Cada sábado, exactamente a las 2 p.m., un hombre en motocicleta entraba al cementerio y se dirigía directamente a la tumba de mi esposa. Al principio pensé que era una coincidencia, quizá visitaba a alguien cercano. Pero semana tras semana, mes tras mes, regresaba. Sin flores. Sin palabras. Solo silencio.
Siempre se sentaba con las piernas cruzadas junto a la lápida, las manos sobre el césped y la cabeza inclinada. Después de una hora, apoyaba la palma suavemente en la piedra, se levantaba y desaparecía por el camino.
Empecé a observarlo desde mi coche, escondido entre los pinos altos, sintiendo una mezcla de curiosidad y desasosiego. ¿Quién era? ¿Por qué ella?
Sarah llevaba catorce meses fallecida.

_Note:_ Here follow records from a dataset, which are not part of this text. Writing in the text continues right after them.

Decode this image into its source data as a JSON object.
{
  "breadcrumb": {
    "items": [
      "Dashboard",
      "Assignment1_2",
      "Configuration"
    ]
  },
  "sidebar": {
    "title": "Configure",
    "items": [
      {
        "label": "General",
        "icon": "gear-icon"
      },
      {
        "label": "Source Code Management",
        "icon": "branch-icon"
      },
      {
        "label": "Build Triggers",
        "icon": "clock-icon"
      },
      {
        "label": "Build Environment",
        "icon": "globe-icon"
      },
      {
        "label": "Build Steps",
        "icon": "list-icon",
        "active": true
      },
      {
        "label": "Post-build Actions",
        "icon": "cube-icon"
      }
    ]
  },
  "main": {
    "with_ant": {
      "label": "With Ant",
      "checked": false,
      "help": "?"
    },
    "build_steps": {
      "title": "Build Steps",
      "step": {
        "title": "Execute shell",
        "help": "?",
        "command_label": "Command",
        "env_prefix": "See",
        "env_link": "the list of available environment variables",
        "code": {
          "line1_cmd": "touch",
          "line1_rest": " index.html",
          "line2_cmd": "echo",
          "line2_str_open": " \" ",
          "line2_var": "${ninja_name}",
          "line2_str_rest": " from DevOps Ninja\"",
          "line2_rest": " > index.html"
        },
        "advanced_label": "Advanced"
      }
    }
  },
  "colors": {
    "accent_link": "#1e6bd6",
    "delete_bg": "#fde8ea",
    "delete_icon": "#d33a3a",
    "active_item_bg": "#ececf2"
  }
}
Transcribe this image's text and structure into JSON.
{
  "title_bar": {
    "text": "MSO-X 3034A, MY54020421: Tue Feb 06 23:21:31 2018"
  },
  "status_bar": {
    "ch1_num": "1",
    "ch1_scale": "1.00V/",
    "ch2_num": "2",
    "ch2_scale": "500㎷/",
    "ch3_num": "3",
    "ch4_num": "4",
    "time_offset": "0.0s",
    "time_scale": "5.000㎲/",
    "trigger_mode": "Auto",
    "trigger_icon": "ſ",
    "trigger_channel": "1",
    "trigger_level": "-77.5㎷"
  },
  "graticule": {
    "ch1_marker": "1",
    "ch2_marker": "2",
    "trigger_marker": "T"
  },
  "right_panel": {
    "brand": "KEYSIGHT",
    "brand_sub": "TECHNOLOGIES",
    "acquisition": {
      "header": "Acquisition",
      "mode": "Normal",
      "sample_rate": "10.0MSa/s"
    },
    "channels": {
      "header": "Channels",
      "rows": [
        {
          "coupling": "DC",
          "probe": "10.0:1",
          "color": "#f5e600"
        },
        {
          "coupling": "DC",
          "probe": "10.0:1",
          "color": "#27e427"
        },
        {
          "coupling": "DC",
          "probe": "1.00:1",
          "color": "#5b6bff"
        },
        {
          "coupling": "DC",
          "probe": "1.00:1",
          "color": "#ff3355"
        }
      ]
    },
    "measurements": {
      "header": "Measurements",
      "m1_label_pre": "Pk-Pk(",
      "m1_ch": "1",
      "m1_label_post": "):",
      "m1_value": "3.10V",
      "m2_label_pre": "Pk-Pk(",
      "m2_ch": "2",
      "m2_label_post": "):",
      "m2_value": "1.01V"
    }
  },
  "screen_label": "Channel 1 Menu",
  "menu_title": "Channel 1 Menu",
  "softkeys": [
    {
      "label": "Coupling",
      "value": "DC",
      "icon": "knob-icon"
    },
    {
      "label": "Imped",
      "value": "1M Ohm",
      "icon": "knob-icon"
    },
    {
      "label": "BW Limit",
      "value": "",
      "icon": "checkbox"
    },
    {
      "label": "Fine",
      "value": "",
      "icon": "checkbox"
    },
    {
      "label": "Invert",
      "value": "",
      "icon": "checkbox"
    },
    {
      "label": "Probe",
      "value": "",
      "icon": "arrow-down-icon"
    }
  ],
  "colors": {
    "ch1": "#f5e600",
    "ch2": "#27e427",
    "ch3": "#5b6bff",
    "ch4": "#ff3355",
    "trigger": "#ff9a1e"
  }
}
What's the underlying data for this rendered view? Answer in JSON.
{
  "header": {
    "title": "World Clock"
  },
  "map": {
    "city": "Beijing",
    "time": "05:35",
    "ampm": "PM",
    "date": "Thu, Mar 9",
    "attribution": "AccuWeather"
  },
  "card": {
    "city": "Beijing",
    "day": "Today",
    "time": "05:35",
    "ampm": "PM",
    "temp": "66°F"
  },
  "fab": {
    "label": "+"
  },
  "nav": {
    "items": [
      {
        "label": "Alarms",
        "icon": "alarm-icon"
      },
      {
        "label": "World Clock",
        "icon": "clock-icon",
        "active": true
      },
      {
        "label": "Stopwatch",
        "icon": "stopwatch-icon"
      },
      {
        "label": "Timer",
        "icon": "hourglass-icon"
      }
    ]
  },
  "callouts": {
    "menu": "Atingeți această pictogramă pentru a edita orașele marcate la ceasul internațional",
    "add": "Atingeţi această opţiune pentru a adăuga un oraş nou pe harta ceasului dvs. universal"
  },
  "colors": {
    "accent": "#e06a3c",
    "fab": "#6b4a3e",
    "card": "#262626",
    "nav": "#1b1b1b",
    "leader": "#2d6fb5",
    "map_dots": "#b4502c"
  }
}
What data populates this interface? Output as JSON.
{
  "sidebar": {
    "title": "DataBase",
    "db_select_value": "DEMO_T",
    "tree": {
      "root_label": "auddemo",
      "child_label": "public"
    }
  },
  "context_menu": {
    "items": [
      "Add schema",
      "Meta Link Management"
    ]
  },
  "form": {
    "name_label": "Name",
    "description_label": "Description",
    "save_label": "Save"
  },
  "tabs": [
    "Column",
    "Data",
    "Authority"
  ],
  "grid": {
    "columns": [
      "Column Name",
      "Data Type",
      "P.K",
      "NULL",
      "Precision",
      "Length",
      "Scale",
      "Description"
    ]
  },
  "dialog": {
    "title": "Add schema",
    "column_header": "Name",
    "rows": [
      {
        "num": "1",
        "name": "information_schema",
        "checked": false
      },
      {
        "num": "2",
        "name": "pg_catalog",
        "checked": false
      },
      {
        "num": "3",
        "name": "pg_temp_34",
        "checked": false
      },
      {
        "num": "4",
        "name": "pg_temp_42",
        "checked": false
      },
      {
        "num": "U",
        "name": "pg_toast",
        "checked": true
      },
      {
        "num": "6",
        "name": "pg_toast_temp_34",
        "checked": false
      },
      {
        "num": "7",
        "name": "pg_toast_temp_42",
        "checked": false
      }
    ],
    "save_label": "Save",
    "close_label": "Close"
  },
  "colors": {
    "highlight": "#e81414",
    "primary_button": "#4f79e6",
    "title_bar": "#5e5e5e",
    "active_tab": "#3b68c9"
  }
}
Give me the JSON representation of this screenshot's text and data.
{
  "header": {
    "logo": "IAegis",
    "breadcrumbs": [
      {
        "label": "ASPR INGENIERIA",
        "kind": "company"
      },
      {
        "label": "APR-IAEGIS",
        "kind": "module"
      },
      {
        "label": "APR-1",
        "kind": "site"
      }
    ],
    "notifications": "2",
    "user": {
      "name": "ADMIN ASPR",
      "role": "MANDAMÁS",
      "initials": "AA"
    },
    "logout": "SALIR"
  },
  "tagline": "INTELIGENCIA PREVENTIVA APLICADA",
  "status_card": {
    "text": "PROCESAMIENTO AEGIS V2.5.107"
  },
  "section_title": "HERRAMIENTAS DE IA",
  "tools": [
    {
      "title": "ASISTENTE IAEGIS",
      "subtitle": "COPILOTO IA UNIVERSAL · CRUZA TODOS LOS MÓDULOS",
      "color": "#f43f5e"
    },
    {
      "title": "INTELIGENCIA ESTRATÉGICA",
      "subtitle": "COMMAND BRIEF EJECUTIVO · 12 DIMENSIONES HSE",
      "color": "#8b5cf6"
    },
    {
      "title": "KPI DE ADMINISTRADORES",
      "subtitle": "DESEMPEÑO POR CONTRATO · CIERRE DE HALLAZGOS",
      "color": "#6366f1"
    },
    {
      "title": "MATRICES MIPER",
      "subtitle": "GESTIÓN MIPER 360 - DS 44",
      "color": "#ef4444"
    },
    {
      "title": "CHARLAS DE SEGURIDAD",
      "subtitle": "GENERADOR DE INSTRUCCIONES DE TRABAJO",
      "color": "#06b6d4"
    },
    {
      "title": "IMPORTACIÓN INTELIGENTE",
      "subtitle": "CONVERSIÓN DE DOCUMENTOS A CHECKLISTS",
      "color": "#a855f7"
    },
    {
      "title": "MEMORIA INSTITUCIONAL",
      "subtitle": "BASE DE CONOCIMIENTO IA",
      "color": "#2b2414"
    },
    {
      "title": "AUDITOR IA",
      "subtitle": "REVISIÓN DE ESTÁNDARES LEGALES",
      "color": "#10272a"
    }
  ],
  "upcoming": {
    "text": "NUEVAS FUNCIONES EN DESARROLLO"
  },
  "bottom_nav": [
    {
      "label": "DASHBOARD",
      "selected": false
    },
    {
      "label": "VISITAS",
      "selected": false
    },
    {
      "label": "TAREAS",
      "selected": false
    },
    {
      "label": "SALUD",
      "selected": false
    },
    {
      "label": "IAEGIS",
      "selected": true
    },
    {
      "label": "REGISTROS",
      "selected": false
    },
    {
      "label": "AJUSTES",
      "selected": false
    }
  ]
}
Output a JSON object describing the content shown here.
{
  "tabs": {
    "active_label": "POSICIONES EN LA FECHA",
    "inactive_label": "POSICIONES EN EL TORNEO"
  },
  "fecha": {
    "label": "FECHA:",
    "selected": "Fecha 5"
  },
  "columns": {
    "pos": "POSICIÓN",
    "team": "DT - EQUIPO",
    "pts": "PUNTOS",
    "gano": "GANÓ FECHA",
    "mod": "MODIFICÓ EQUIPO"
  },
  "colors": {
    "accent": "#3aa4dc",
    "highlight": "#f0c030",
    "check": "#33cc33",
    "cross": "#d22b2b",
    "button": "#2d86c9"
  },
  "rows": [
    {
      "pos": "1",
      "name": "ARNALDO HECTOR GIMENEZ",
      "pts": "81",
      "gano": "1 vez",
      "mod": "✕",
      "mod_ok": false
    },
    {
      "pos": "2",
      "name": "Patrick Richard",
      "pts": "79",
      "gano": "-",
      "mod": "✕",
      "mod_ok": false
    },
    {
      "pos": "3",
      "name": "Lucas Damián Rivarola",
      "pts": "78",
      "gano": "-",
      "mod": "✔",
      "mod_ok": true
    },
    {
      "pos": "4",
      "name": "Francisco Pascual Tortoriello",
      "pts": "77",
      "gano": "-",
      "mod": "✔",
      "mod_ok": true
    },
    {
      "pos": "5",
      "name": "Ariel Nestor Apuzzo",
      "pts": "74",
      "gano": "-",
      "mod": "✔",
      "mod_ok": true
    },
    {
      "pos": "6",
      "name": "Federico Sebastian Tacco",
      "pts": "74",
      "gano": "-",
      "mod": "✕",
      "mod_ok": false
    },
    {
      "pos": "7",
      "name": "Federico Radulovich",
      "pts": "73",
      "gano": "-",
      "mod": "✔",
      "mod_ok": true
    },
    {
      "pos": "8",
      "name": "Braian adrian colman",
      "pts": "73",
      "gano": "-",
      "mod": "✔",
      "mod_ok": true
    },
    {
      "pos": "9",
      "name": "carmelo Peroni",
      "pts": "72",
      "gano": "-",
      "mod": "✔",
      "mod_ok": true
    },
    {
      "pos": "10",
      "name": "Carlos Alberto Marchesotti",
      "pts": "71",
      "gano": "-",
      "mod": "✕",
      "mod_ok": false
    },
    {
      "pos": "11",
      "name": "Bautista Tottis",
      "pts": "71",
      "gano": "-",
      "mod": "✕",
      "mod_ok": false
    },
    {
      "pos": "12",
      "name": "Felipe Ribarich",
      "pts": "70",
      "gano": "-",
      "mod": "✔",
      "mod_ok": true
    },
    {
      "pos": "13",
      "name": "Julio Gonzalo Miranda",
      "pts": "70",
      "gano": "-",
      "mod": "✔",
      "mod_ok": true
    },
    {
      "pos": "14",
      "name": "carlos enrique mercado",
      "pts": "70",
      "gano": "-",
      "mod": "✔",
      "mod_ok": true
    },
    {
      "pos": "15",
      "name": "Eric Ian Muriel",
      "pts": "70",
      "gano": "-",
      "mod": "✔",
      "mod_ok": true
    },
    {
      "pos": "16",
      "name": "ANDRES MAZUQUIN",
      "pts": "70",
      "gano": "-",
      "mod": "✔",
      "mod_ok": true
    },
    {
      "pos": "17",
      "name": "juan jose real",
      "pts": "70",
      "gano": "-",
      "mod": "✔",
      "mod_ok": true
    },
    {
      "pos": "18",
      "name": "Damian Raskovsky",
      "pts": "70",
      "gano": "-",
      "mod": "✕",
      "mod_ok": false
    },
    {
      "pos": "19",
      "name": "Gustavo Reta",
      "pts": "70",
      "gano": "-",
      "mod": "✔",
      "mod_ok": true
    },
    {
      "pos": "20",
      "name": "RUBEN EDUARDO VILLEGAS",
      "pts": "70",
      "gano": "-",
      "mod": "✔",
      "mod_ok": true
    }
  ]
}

El cáncer de mama se la llevó a los cuarenta y tres. Estuvimos casados veinte años, criando a nuestros hijos y llevando una vida tranquila marcada por su trabajo como enfermera pediátrica. Era un milagro ordinario: dulce, esperanzada, constante.
Pero nada en su pasado conectaba con un motociclista tatuado con una mirada llena de dolor. Y sin embargo, cada sábado volvía, llorando como si lo hubiera perdido todo.